I’m often asked what my “favorite” fly pattern is for rainbow trout. I’m sure many fly anglers have their favorites, but for me there is no single one that is of the most importance. Instead, there are several flies that I like to use depending on the circumstances.

While there are some anglers in the fly fishing fraternity that claim they only use dry flies and scoff at those of us that will also use flies that are submerged, the fact is that a fish’s diet comprises of over 90% aquatic food below the surface. Therefore, the dry fly “purist” is missing out on a lot of fish catching opportunities!

As far as dry flies, the Tom Thumb patterns can be very effective for rainbow trout both on rivers and when stillwater fly fishing. The Tom Thumb can imitate a number of hatching insects including caddis. and large mayflies. Tied in a very small version, it can imitate hatching chironomids as well. One of the nice things about this fly is that it is one of the easiest dry flies to tie, especially for the beginner.

There are a number of fly patterns that I have success with that are submersed below the surface. As far as nymph patterns, it’s hard to beat the Muncher Nymph. Originally developed and created by the world renowned Canadian fly tyer,Ian James, this nymph is very successful in a number of situations, including rivers, streams and lakes. Not only will it take rainbow trout, many a smallmouth bass, brown trout, and crappie have been brought to the net while using this fly.

Often overlooked by fly anglers but a very important food source for rainbow trout are chironomids. Hatching from an egg, chironomids can spend up to 2 years in the water in the larva and pupa stage before reaching the surface and hatching into midges. All fly anglers should become familiar with chironomids, and learn to fish them, especially on stillwater.
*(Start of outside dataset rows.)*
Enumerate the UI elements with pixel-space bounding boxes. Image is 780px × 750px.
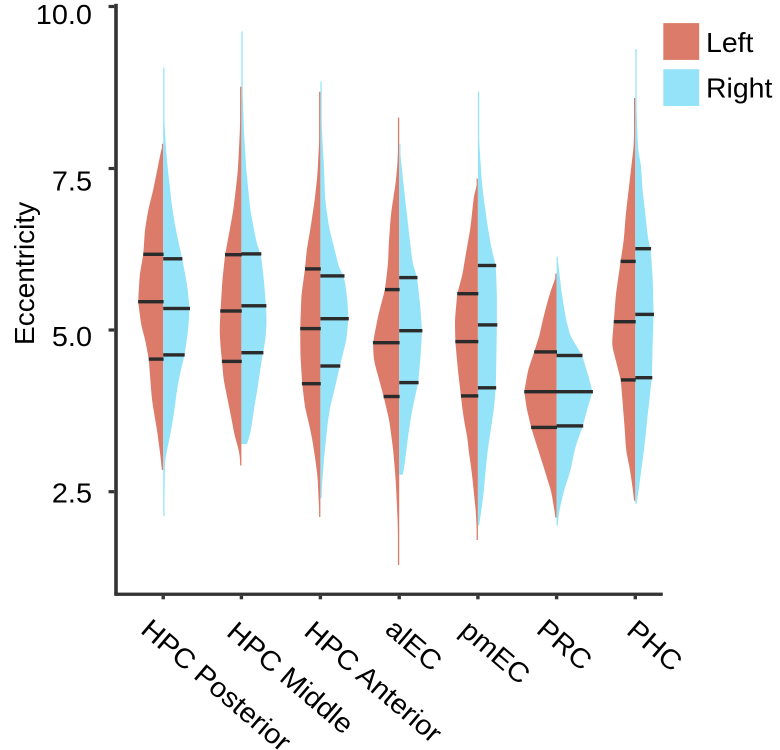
svg-text:7.5: 7.5 — [52, 165, 92, 196]
svg-text:alEC: alEC — [379, 613, 447, 678]
svg-text:10.0: 10.0 — [36, 0, 92, 30]
svg-text:Right: Right — [706, 73, 773, 103]
svg-text:Eccentricity: Eccentricity — [9, 202, 40, 345]
svg-text:2.5: 2.5 — [52, 477, 92, 508]
svg-text:Left: Left — [706, 27, 754, 57]
svg-text:PRC: PRC — [531, 613, 598, 677]
svg-text:PHC: PHC — [621, 614, 688, 678]
svg-text:pmEC: pmEC — [454, 614, 536, 690]
svg-text:5.0: 5.0 — [52, 321, 92, 352]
Chironomids, in order to be successful should be fished extremely slow and various depths should be experimented with. They fly angler should learn a variety of fly fishing techniques for greater success.

Not only are chironomids a very effective imitation, they are generally very easy to tie for the beginner fly tier too. Most chironomid patterns are very sparse and thin and can be tied in minutes. In nature, there are a variety of colors and the tier should keep this mind.

Rainbow trout don’t just consume insect life at various stages, but also will prey on other fish, spawn, crayfish and leech like animals. Some of the most effective patterns, especially in the spring and fall are leeches including patterns such as the Egg Sucking Leech. One of my favorites is a version tied up by Ernie Kalwa which uses black or white rabbit strip. As well, the Viva Zonker can be a terrifically effective leech pattern when others don’t seem to be getting the attention of the trout.

For imitating small fish that rainbow trout prey upon, there are a number of streamer patterns which are effective. One of my favorites that has worked well in both Eastern and Western Canada as well as Northern Ireland is The Malteser, a fly made from the hair of a Maltese dog!

If you are targeting rainbow trout, it’s a good idea to be familiar with a variety of fly patterns and learn the techniques to fish them correctly.